Moody’s gave the reason:
The key driver for today’s downgrade is the continuing weakening of Turkey’s public institutions and the related reduction in the predictability of Turkish policy making. That weakening is exemplified by heightened concerns over the independence of the central bank, and by the lack of a clear and credible plan to address the underlying causes of the recent financial distress, notwithstanding recent statements by the government. The tighter financial conditions and weaker exchange rate, associated with high and rising external financing risks, are likely to fuel inflation further and undermine growth, and the risk of a balance of payments crisis continues to rise.
The nation is run by the dictator Recep Tayyip Erdoğan, who is called the nation’s president. He has held the job since 2014.
The value of the nation’s currency, the lira, has plunged. Inflation is rampant. The instability of the debt problem has made borrowing difficult.
There is ongoing worry that a default of Turkey’s debt could hit the balance sheets of EU-based banks.

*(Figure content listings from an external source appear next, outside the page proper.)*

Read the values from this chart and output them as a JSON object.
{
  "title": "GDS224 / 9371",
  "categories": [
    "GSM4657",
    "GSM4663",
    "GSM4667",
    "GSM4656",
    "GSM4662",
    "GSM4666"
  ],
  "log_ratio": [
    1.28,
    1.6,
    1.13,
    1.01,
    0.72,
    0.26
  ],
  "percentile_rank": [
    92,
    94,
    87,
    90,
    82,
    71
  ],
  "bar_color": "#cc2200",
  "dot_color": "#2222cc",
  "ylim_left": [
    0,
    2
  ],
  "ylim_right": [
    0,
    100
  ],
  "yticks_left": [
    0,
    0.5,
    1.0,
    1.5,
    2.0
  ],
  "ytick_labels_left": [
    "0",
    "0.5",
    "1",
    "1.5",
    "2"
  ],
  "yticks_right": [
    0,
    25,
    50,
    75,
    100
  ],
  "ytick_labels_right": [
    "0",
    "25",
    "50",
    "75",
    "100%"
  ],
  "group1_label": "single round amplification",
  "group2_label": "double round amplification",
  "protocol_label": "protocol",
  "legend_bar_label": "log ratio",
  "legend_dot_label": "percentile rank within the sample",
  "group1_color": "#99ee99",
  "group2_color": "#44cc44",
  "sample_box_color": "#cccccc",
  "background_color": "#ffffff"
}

The IMF’s economists recently wrote:
Monetary policy appears too loose and its credibility is low; and on- and off-budget fiscal policies (including credit guarantee schemes and PPP activities) are expansionary and risk undermining Turkey’s hard-earned fiscal credibility. As a result, the economy faces internal and external imbalances: a positive output gap, inflation well above target, and a current account deficit of more than 5 percent of GDP. Meanwhile, political uncertainty and regional instability remain elevated, and the integration of the many refugees poses challenges.